Lots of Disenchanted TV Subscribers

Consumers pay a lot for all this video waste and they don’t like it. The average cable bill is $75 per month, which means that each year 83 million households pay $74 billion to the top eight TV-subscription services. This is why so-called “cord cutting,” by which consumers drop cable to watch videos on Roku, Hulu, or the Xbox 360 from Microsoft is (MSFT) accelerating; Comcast (CMCSA), the leading U.S. cable system, lost 238,000 subscribers in the second quarter. If Apple were to offer a better service, people might pay up for it.
A second lure for Apple is TV advertising. Unlike U.S. mobile-ad spending, which EMarketer says will barely break $1 billion in 2010 despite years of hype, the TV ad spend in the U.S. totaled $70 billion in 2010 and is forecast by Forrester Research (FORR) to reach $84 billion by 2015. If Apple could gain just 10% of the $74 billion in current video subscription fees and $70 billion in television ad media, it would take in more than $14 billion in additional annual, recurring revenue.

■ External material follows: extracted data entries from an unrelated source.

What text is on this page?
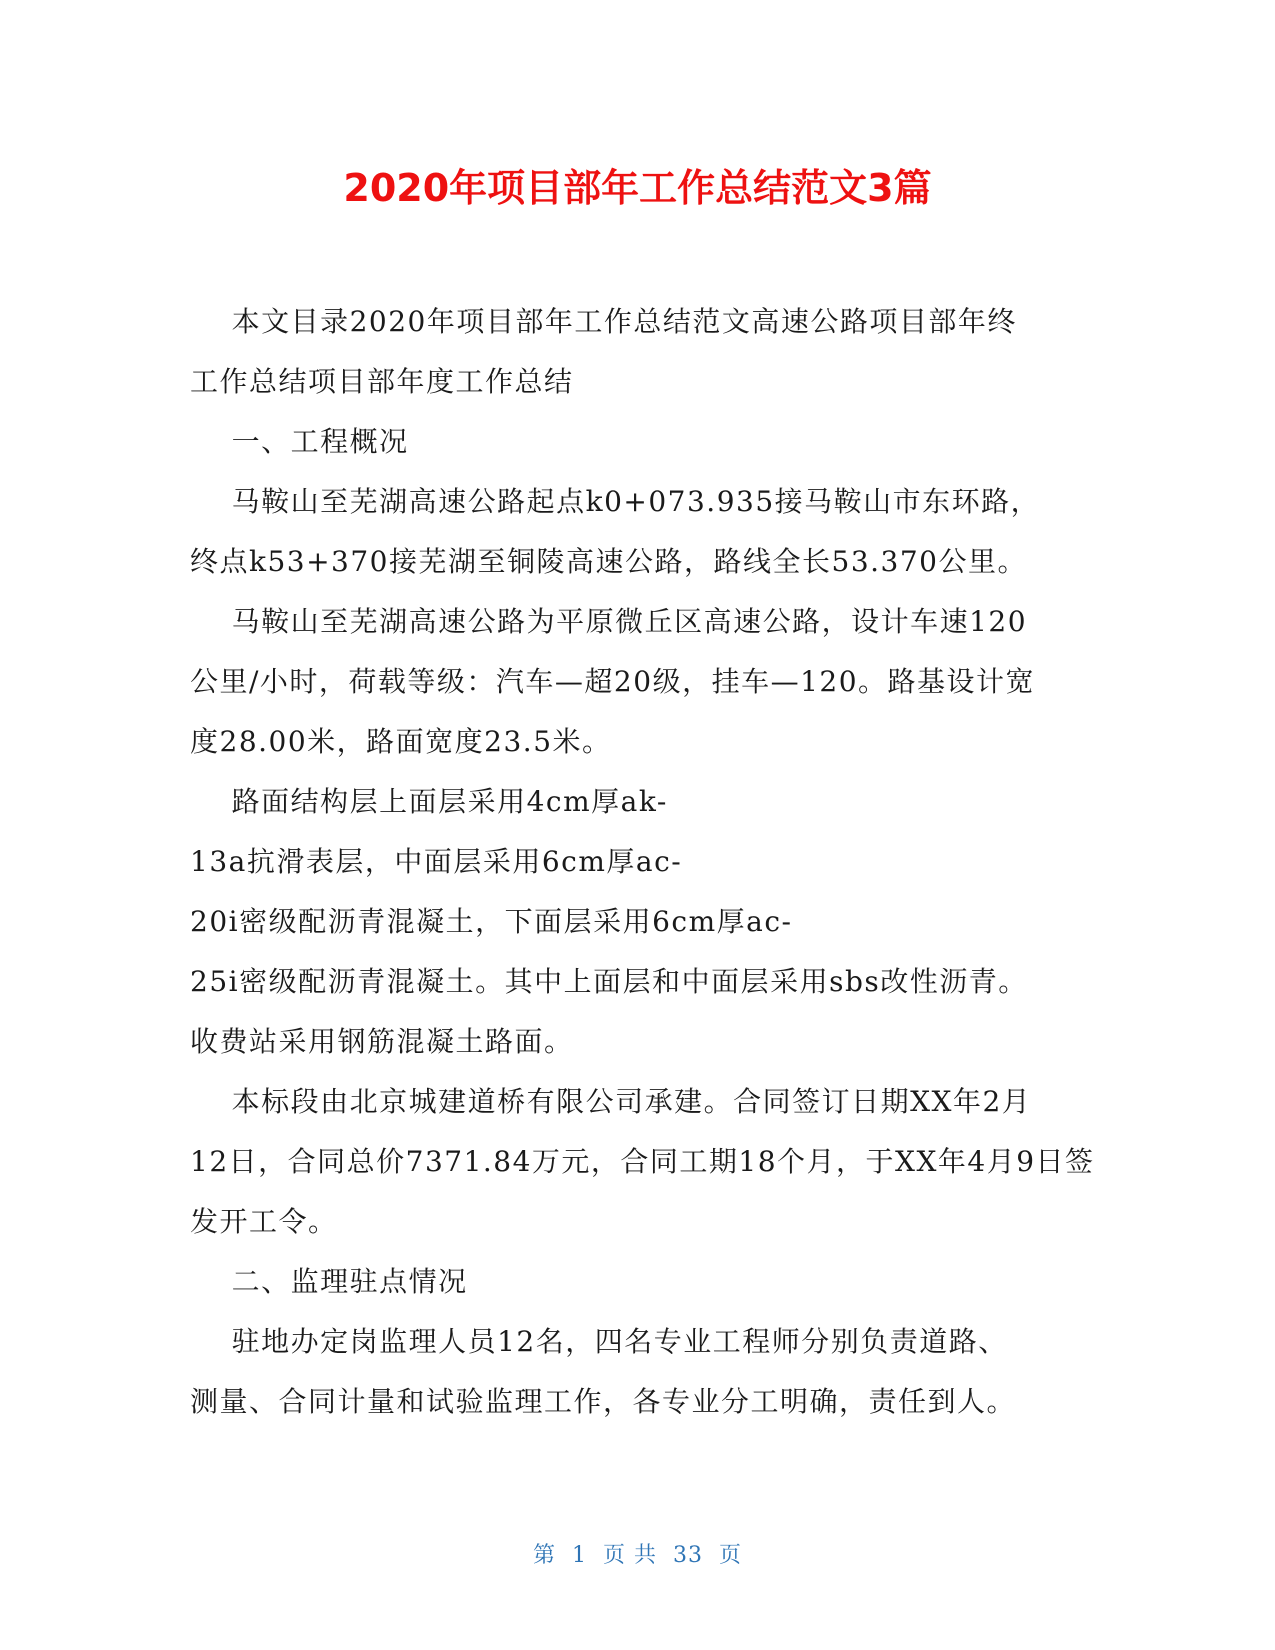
2020年项目部年工作总结范文3篇

本文目录2020年项目部年工作总结范文高速公路项目部年终

工作总结项目部年度工作总结

一、工程概况

马鞍山至芜湖高速公路起点k0+073.935接马鞍山市东环路，

终点k53+370接芜湖至铜陵高速公路，路线全长53.370公里。

马鞍山至芜湖高速公路为平原微丘区高速公路，设计车速120

公里/小时，荷载等级：汽车—超20级，挂车—120。路基设计宽

度28.00米，路面宽度23.5米。

路面结构层上面层采用4cm厚ak-

13a抗滑表层，中面层采用6cm厚ac-

20i密级配沥青混凝土，下面层采用6cm厚ac-

25i密级配沥青混凝土。其中上面层和中面层采用sbs改性沥青。

收费站采用钢筋混凝土路面。

本标段由北京城建道桥有限公司承建。合同签订日期XX年2月

12日，合同总价7371.84万元，合同工期18个月，于XX年4月9日签

发开工令。

二、监理驻点情况

驻地办定岗监理人员12名，四名专业工程师分别负责道路、

测量、合同计量和试验监理工作，各专业分工明确，责任到人。

第 1 页 共 33 页
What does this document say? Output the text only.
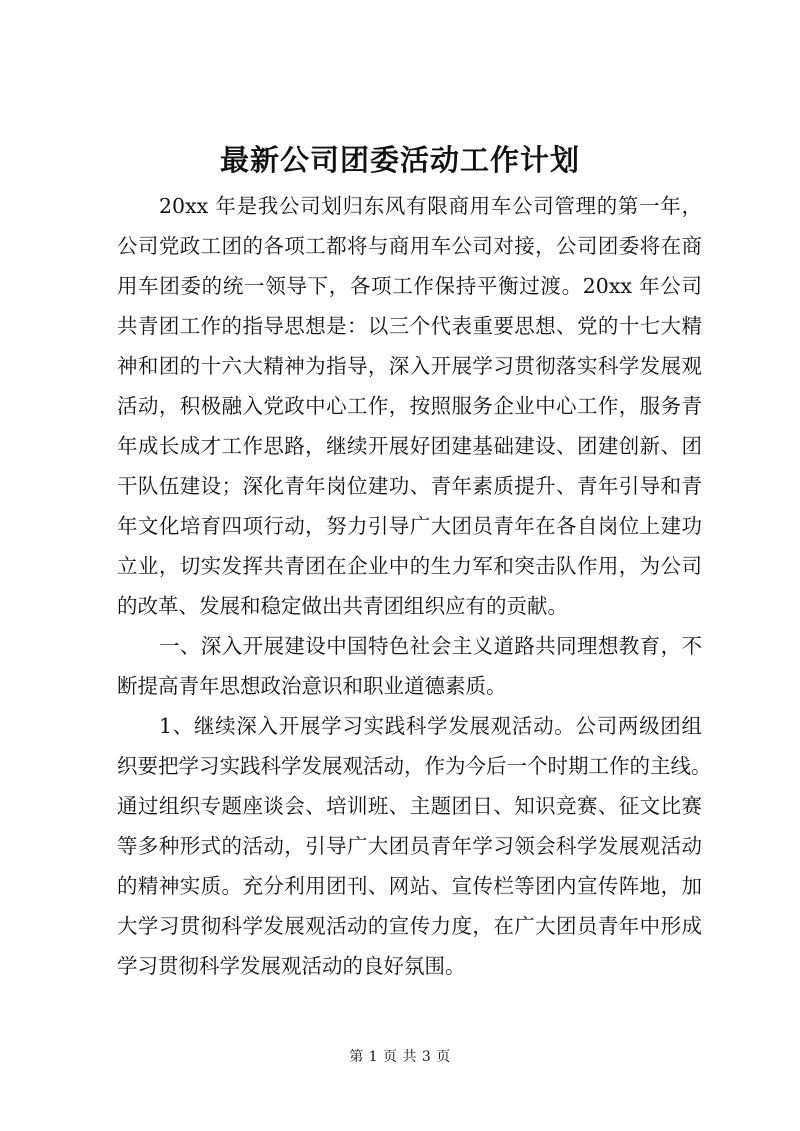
最新公司团委活动工作计划
20xx 年是我公司划归东风有限商用车公司管理的第一年，
公司党政工团的各项工都将与商用车公司对接，公司团委将在商
用车团委的统一领导下，各项工作保持平衡过渡。20xx 年公司
共青团工作的指导思想是：以三个代表重要思想、党的十七大精
神和团的十六大精神为指导，深入开展学习贯彻落实科学发展观
活动，积极融入党政中心工作，按照服务企业中心工作，服务青
年成长成才工作思路，继续开展好团建基础建设、团建创新、团
干队伍建设；深化青年岗位建功、青年素质提升、青年引导和青
年文化培育四项行动，努力引导广大团员青年在各自岗位上建功
立业，切实发挥共青团在企业中的生力军和突击队作用，为公司
的改革、发展和稳定做出共青团组织应有的贡献。
一、深入开展建设中国特色社会主义道路共同理想教育，不
断提高青年思想政治意识和职业道德素质。
1、继续深入开展学习实践科学发展观活动。公司两级团组
织要把学习实践科学发展观活动，作为今后一个时期工作的主线。
通过组织专题座谈会、培训班、主题团日、知识竞赛、征文比赛
等多种形式的活动，引导广大团员青年学习领会科学发展观活动
的精神实质。充分利用团刊、网站、宣传栏等团内宣传阵地，加
大学习贯彻科学发展观活动的宣传力度，在广大团员青年中形成
学习贯彻科学发展观活动的良好氛围。
第 1 页 共 3 页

Apple faces plenty of hurdles. For one thing, TV sets are an infrequent purchase. Apple likes to sell products with built-in obsolescence that you “need” to replace every 18 months—iPhone 5, anyone?—and a flashy TV set doesn’t call for an aluminum upgrade next year. Apple also has struggled to get content providers to embrace its current Apple TV box. In August, Apple stopped renting TV shows for 99¢ on the gadget, claiming that consumers overwhelmingly prefer to buy TV shows. But it could be that Apple’s media partners considered 99¢ far too cheap. With billions of dollars at stake, media producers and cable giants will fiercely defend their video-distribution modes.